When Jack’s eyes first fell on the drawing, he shrugged it off. As the DA, he had received countless threats on an almost weekly basis. Whether by phone, by letter, or in person, they were always turned over to the police and found to be nothing more than attempts at intimidation. So, when he saw the image, even though he was shocked at the detail, at the near-photographic realism of the depiction, his reaction was minimal. He understood how it must have disturbed Mia, seeing him depicted as dead, understood how it scared her. He had not once told her of the numerous threats he had received. He never wanted to worry her, much in the same way that she minimized the dangers of her own job.
But when he looked closer, his mind exploded in a wave of disorientation. For the image drawn days early and sealed away in Mia’s box depicted him in the exact condition he was in early that morning, lying on the riverbank, a bullet in his chest, the cuts on his face, a spot-on match down to the smallest detail. It was as if the hand of fate had rendered him on the canvas, as if everything that transpired the night before was his destiny.
He was a pawn, or at least Alice chasing the rabbit down the hole.
He studied the picture again, its exacting detail down to the clothes he wore, the rushing river that lapped the bank. And that’s when he saw the shadow. It was next to him, faint yet distinct. Whoever had drawn the picture with foresight, with an attention to exacting detail, they were sure to include the singular shadow… there was someone else there.
Jack d
idn’t believe in fate; he didn’t believe in God or the hereafter. He didn’t believe in magic, ghosts, answered prayers, or superstitious mumbo jumbo. Yet this day had thrown it all into question. He refused to believe it, and so he cast the facts aside and focused on Mia.
“This doesn’t make any sense,” Frank said. “This is some trick. Cristos must have slipped it into the case to mess with your head.”
“He never had the case; no one has touched the case since I put it down in the Tombs two days ago, before I was shot, before I crashed through the guardrail and awoke on the riverbank.”

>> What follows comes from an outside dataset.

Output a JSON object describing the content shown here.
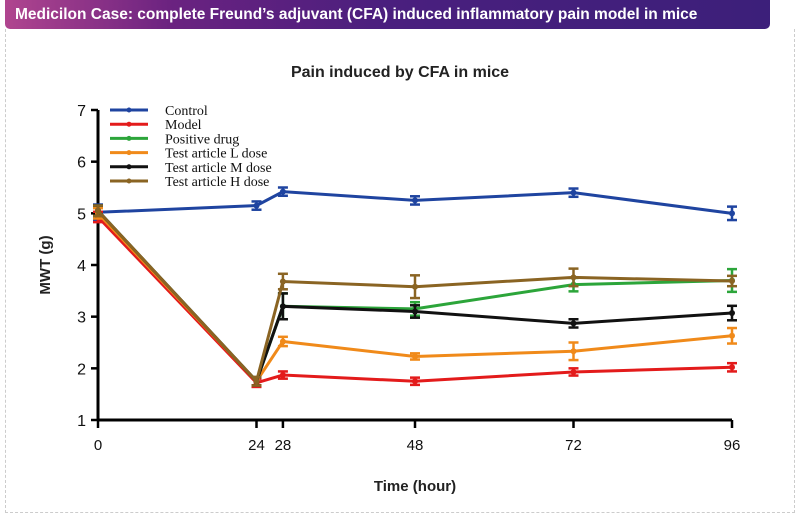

Frank stared at Jack, lost for words before finally realizing. “You didn’t make us pull over to show us this picture. What the hell is going on?”
Jack held out the second drawing. Frank stared at it but didn’t touch it, as if doing so would somehow render it real.
What troubled Jack far more than the fateful image of himself was the one in the second drawing. The picture was of a beach, the first rays of morning peeking over the horizon; gulls hung suspended in the air, scampered along the sand in search of food; gentle waves lapped the sandy shore. And on the rocks was a woman’s shattered body. Jack felt his heart crumble in his chest. No doubt drawn by the same hand, it was a depiction of the future in much the way Jack’s image had been rendered. But this picture drew everything Jack was doing into question, casting doubt on his chances of success, of ever saving his wife. For the picture of the dead woman was of Mia, her lifeless body awash in the first light of dawn.
• • •
“Cristos said that our lives are preordained, that certain people within his religion can remember the future in the same way we remember the past.”
“Bullshit,” Frank said from the passenger seat. They were back in the car, heading north, with Joy at the wheel.
“I agree,” Jack said. “But then how do you explain the drawing of me?”
“Why do I need to explain it?”
“If there’s truth to them, then Mia will die at dawn tomorrow.”